Aí está o relatório completo e a cores, e como não se fala de outra coisa a não ser esta pouca-vergonha, lá me fizeram "investigar". E que conclusões tirou Leocardo Holmes, parente em linha grossa, comprida e dura de John Holmes, célebre actor de filmes para adultos? Que o presidente do Arouca é uma besta. E o presidente do Sporting não lhe quis ficar atrás, e lá resolveu mugir ele também, apesar do Lumiar não ter pastos, nem uma raça de bovino que se possa orgulhar de chamar sua. O presidente do Arouca estava a ter um ataque derivado dos afrontamentos característicos da andropausa? Chamem a segurança, as autoridades, campinos do Ribatejo, sei lá, qualquer coisa que não seja responder da mesma moeda, incluindo outros personagens naquele birra infantil.
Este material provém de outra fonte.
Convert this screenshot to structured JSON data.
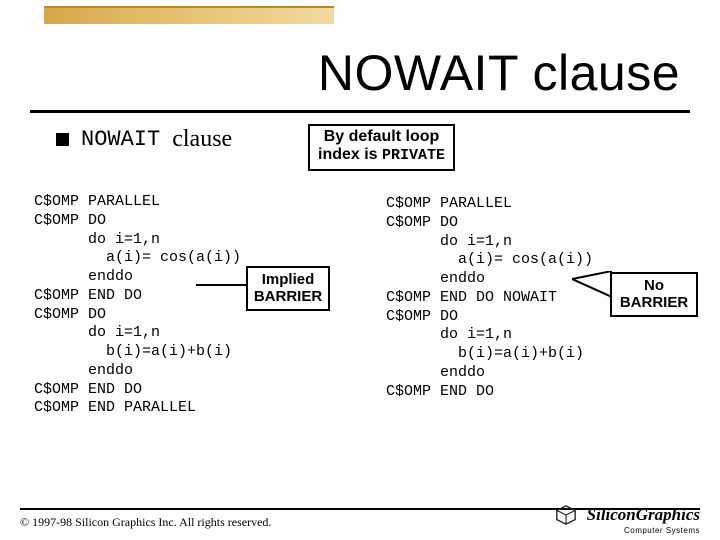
{
  "title": "NOWAIT clause",
  "subhead": {
    "kw": "NOWAIT",
    "word": "clause"
  },
  "boxes": {
    "private_l1": "By default loop",
    "private_l2a": "index is ",
    "private_l2b": "PRIVATE",
    "implied_l1": "Implied",
    "implied_l2": "BARRIER",
    "nob_l1": "No",
    "nob_l2": "BARRIER"
  },
  "code_left": "C$OMP PARALLEL\nC$OMP DO\n      do i=1,n\n        a(i)= cos(a(i))\n      enddo\nC$OMP END DO\nC$OMP DO\n      do i=1,n\n        b(i)=a(i)+b(i)\n      enddo\nC$OMP END DO\nC$OMP END PARALLEL",
  "code_right": "C$OMP PARALLEL\nC$OMP DO\n      do i=1,n\n        a(i)= cos(a(i))\n      enddo\nC$OMP END DO NOWAIT\nC$OMP DO\n      do i=1,n\n        b(i)=a(i)+b(i)\n      enddo\nC$OMP END DO",
  "footer": "© 1997-98 Silicon Graphics Inc. All rights reserved.",
  "logo": {
    "brand": "SiliconGraphics",
    "sub": "Computer Systems"
  }
}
Quase lamento discordar da maioria das opiniões que tenho visto expressas nas redes sociais em relação a esta sequência de eventos, mas por uma questão de princípio não sou capaz. O que li nas muitas "threads" de discussão sobre o tema foi basicamente um grupo a chamar de "javardo" a Bruno de Carvalho, e outro a tentar JUSTIFICAR o facto do presidente leonino ter atirado vapor, ou seja lá o que foi que ele andou a chupar antes de tentar engatar aquele cota. Assisti mesmo a comentários indignadíssimos, do tipo "...mas sabes o que aconteceu antes de ele ter feito aquilo"? O quê, antes de tentar engatar aquele velhinho? Porquê, tinha levado "tampa" de outros a quem tentou dar a cantada? 

Nada justifica aquele comportamento, ó esverdeados camaradas. Lembram-se de quando do outro lado da rotunda morava um tal Vale e Azevedo, de quem se riam do alto da vossa soberba de bisnetos de visconde? Não está aqui em causa a instituição Sporting, ou a figura do seu presidente, mas sim o badalhoco do Bruno de Carvalho. Agora é ele o dirigente máximo, mas antes dele outros foram e outros mais virão, e não fica nada bem a um clube de "gente bem" (os queques, tias e dondocas preferem o Belenenses - em regra) andar a pactuar com um burguesso, que vem somar mais esta trapalhada a uma longa lista que inclui não permitir que os jogadores do clube "tenham carros vermelhos", ou despedir um treinador com o pretexto de que "não usou o uniforme do clube" durante um jogo. Mas não se pense que o rival figadal do leão passaram ao lado de uma polémica que nem lhes dizia respeito - foi um ver-se-te-avias de memes, piadas, montagens, etcetera com o presidente do Sporting como figura central. A contra-resposta não se fez esperar:


Pronto, lá está. "E se ele cuspiu, ah? Vocês não cospem também? Toda a gente cospe, pá!". Sim, é uma coisa da natureza humana, isso da expectoração. Eu cuido que ninguém leva com a minha gosma em cima, mas começo a desconfiar que não há limites para o que se pode considerar por "diversão". Certo, o sr. não cuspiu. Atirou fumo para a cara do outro. Mas só porque este último lhe deu um encontrão, atenção! Era fumaça de um cigarro electrónico que ele tinha ali à mão, pronto, e não uma caçadeira de canos serrados - "que pena", pensarão alguns. Penso que toda esta discussão se insere no conceito global de "rivalidade desportiva", mas sem a parte do "desportiva". A argumentação rapidamente passou para acusações de parte a parte, e os "crimes em parada" incluíam além de corrupção desportiva, tráfico de droga, fuga ao fisco, sei lá, penso que canibalismo e sodomia deviam estar lá pelo meio, também.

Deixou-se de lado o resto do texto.